In brief
- The Federal Reserve cut its benchmark rate by 0.25% on Wednesday, causing Bitcoin to dip 1.4% to around $92,000 while Ethereum rose slightly.
- The Fed did not commit to future rate cuts and will resume buying short-term Treasury bills to maintain reserve levels.
- Immediately after the news was announced Wednesday, traders rate that there's only a 22% chance of another rate cut in January.
The price of Bitcoin and Ethereum wavered Wednesday after the Federal Reserve lowered its benchmark rate by 0.25%, while the regulator said it would resume its purchase of Treasury bills.
But it's worth noting the Fed decision wasn’t unanimous, with two members of the Federal Open Markets Committee voting to keep rates unchanged and another advocating for an even larger cut.
Bitcoin changed hands around $92,000 following the Fed’s decision, down 1.4% over the past day, according to crypto price aggregator CoinGecko. Ethereum had gained 0.6% in the past day to trade just above $3,300, while Solana had dropped 3.2% since yesterday.
In its post-meeting statement, the Fed did not necessarily signal that there would be more cuts in the new year, adding it would "carefully assess incoming data, the evolving outlook, and the balance of risks."
But the FOMC did say it will resume buying short-term Treasury bills.
"The Committee judges that reserve balances have declined to ample levels and will initiate purchases of shorter-term Treasury securities as needed to maintain an ample supply of reserves on an ongoing basis," the FOMC said in its press release.
In updated economic and rate projections, officials continued to pencil in two rate cuts. However, the was less of a consensus, with one official envisioning as many as six 0.25% rate cuts next year.
“It’s not surprising that the U.S. central bank didn’t commit to lower borrowing costs in the months ahead, considering its ‘concern regarding a softening labor market and still-sticky inflation,’” Sygnum Bank CIO Fabian Dori said in a statement shared with Decrypt.
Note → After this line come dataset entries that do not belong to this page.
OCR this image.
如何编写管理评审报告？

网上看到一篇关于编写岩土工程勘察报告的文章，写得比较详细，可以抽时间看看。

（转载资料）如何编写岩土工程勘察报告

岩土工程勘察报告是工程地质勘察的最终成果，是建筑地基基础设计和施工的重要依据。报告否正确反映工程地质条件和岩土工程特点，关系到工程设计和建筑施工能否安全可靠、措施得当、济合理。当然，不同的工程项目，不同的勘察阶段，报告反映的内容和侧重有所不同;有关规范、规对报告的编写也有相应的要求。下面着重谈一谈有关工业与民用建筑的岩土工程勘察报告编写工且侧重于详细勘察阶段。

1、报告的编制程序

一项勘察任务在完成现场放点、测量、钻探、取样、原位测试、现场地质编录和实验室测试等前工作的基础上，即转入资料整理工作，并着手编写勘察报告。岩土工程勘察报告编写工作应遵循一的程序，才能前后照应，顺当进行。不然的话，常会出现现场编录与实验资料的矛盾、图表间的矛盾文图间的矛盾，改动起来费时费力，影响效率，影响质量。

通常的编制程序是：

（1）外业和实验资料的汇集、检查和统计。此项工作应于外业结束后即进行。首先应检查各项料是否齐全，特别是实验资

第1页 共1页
Considering that November’s consumer-price index report was delayed until December 18, and last month’s hiring data has yet to be released, Wednesday’s decision was reached without some government data, due to the shutdown that ended last month.
Meanwhile, the ADP National Employment Report indicated last week that employers shed 32,000 jobs last month. Job creation in the second half of 2025 has been flat, the report added, with November marking a particularly weak month for manufacturing.
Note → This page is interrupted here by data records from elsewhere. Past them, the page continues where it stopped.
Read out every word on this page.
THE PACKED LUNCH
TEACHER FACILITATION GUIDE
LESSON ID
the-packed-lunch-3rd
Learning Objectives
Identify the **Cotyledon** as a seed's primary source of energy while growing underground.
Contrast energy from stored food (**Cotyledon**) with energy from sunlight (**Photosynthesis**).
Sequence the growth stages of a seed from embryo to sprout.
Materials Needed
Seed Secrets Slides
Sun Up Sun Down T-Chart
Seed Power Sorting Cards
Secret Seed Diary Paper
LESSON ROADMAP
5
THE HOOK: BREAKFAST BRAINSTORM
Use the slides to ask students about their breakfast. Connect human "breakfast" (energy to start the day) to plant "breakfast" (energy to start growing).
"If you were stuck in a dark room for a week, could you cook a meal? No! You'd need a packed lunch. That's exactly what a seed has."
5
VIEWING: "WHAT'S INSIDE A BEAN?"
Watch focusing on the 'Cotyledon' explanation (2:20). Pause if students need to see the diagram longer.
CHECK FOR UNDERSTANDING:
The central bank is effectively walking a tightrope: Cutting interest rates too quickly could bolster price pressures stemming from tariffs, while adjusting rates too slowly risks a prolonged downturn in the labor market that contributes to a recession.
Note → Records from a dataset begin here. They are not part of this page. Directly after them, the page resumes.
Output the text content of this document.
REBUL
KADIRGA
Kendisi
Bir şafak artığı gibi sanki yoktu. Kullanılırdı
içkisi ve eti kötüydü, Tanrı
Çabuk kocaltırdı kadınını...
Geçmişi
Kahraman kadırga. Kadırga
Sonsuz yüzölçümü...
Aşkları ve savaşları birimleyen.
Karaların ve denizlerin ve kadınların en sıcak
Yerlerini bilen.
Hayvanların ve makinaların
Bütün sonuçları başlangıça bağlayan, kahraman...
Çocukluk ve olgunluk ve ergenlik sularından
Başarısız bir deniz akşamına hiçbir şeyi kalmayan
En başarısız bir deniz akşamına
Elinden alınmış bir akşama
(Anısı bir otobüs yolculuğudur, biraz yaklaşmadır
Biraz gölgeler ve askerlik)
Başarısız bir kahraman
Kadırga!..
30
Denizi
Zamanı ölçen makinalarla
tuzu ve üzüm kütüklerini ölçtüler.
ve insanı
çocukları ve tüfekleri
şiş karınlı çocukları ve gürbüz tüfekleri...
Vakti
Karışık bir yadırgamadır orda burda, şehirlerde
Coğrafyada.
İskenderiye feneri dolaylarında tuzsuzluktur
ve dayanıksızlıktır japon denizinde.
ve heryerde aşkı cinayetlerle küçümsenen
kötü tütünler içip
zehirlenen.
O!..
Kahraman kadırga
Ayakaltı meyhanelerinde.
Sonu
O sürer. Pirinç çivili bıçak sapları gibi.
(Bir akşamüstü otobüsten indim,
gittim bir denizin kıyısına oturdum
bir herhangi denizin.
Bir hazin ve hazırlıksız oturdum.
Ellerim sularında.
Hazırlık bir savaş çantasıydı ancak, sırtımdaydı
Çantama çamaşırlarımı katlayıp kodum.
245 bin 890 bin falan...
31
Still, the Fed’s latest cut was widely expected. Ahead of the meeting, traders penciled in an 89% chance that the Fed would cut interest rates by a quarter of a percentage point for a third consecutive meeting, according to CME FedWatch.
Wednesday’s decision came as President Donald Trump mulls the U.S. Central Bank’s next chair. National Economic Council Director Kevin Hassett is widely viewed as the frontrunner, but interviews with candidates are just starting to begin, per Yahoo Finance.
In an interview with Politico that was released on Tuesday, the president signaled that a candidate’s willingness to immediately cut interest rates served as a litmus test. After exercising caution in lowering borrowing costs, Fed Chair Jerome Powell’s term will expire in May.
“A decisively pro-crypto Fed Chair could accelerate blockchain's integration into the banking system,” analysts at investment bank Compass Point wrote in a recent note, pointing to National Economic Council’s 168-page report under Hassett on digital asset regulation.
On Myriad, traders penciled in a 73% chance on Wednesday that Hassett is nominated as Powell’s replacement before March. (Disclaimer: Myriad is a unit of Dastan, the parent company of an editorially independent Decrypt.)
Trump has pressured Powell to cut interest rates for most of his second term, but the central bank only delivered its first cut of the year in September, after determining a year ago that taming inflation could be more difficult due to shifts in trade and immigration. Another cut followed in October.
On Tuesday, Trump reiterated his frustration with Powell, calling him a “bad head of the Fed,” while giving a speech on the economy in Pennsylvania. He also questioned the legitimacy of former President Joe Biden’s nominees, raising the prospect that they could also be fired.